Ian Grobbelaar

Personal information
- Born: 22 April 2005 (age 21) Perth, Australia

Sport
- Sport: Field hockey
- Position: Defence

Senior career
- Years: Team / Caps / Goals
- 2025–: Perth Thundersticks / - / -

National team
- Years: Team / Caps / Goals
- 2024–2025: Australia U–21 / 21 / (16)
- 2026–: Australia / 0 / (0)

Medal record
Men's field hockey
Representing Australia
Junior Oceania Cup
| Gold medal – first place | 2025 Auckland |  |
Sultan of Johor Cup
| Gold medal – first place | 2025 Johor Bahru |  |
| Silver medal – second place | 2024 Johor Bahru |  |

= Ian Grobbelaar =

Australian field hockey player

Ian Grobbelaar (born 22 April 2005) is an Australian field hockey player.

==Personal life==
Grobbelaar was born in Perth, Australia.

==Career==
===Domestic league===
Throughout his junior career, Grobbelaar was a member of Hale Hockey Club. When he transitioned into seniors, he played a season of the Hockey WA Premier League with the North Coast Raiders Hockey Club in 2019, before returning to Hale, where he has played since 2020.

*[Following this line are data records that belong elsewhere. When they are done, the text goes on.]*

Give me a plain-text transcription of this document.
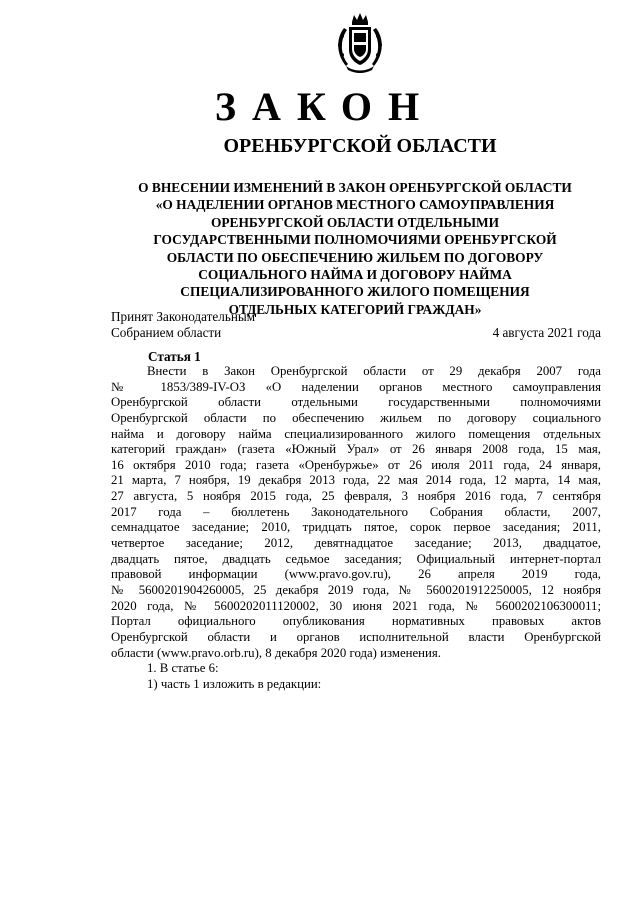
ЗАКОН
ОРЕНБУРГСКОЙ ОБЛАСТИ
О ВНЕСЕНИИ ИЗМЕНЕНИЙ В ЗАКОН ОРЕНБУРГСКОЙ ОБЛАСТИ
«О НАДЕЛЕНИИ ОРГАНОВ МЕСТНОГО САМОУПРАВЛЕНИЯ
ОРЕНБУРГСКОЙ ОБЛАСТИ ОТДЕЛЬНЫМИ
ГОСУДАРСТВЕННЫМИ ПОЛНОМОЧИЯМИ ОРЕНБУРГСКОЙ
ОБЛАСТИ ПО ОБЕСПЕЧЕНИЮ ЖИЛЬЕМ ПО ДОГОВОРУ
СОЦИАЛЬНОГО НАЙМА И ДОГОВОРУ НАЙМА
СПЕЦИАЛИЗИРОВАННОГО ЖИЛОГО ПОМЕЩЕНИЯ
ОТДЕЛЬНЫХ КАТЕГОРИЙ ГРАЖДАН»
Принят Законодательным
Собранием области	4 августа 2021 года
Статья 1
Внести в Закон Оренбургской области от 29 декабря 2007 года
№ 1853/389-IV-ОЗ «О наделении органов местного самоуправления
Оренбургской области отдельными государственными полномочиями
Оренбургской области по обеспечению жильем по договору социального
найма и договору найма специализированного жилого помещения отдельных
категорий граждан» (газета «Южный Урал» от 26 января 2008 года, 15 мая,
16 октября 2010 года; газета «Оренбуржье» от 26 июля 2011 года, 24 января,
21 марта, 7 ноября, 19 декабря 2013 года, 22 мая 2014 года, 12 марта, 14 мая,
27 августа, 5 ноября 2015 года, 25 февраля, 3 ноября 2016 года, 7 сентября
2017 года – бюллетень Законодательного Собрания области, 2007,
семнадцатое заседание; 2010, тридцать пятое, сорок первое заседания; 2011,
четвертое заседание; 2012, девятнадцатое заседание; 2013, двадцатое,
двадцать пятое, двадцать седьмое заседания; Официальный интернет-портал
правовой информации (www.pravo.gov.ru), 26 апреля 2019 года,
№ 5600201904260005, 25 декабря 2019 года, № 5600201912250005, 12 ноября
2020 года, № 5600202011120002, 30 июня 2021 года, № 5600202106300011;
Портал официального опубликования нормативных правовых актов
Оренбургской области и органов исполнительной власти Оренбургской
области (www.pravo.orb.ru), 8 декабря 2020 года) изменения.
1. В статье 6:
1) часть 1 изложить в редакции:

In Hockey Australia's domestic league, the One Active Hockey One, Grobbelaar represents his home state as a member of the Perth Thundersticks.

===Under–21===
Grobbelaar has been a member of the Australian U–21 since 2024.

Throughout his junior international career he medalled with the junior squad on three occasions. He won gold at the 2025 Junior Oceania Cup in Auckland, as well as the 2025 edition of the Sultan of Johor Cup in Johor Bahru. He won silver at the 2024 edition of the Sultan of Johor Cup.

He also represented the team at the 2025 FIH Junior World Cup in Tamil Nadu.

===Kookaburras===
Grobbelaar was named in the Kookaburras squad for the first time in 2025. He will make his senior international debut during season seven of the FIH Pro League.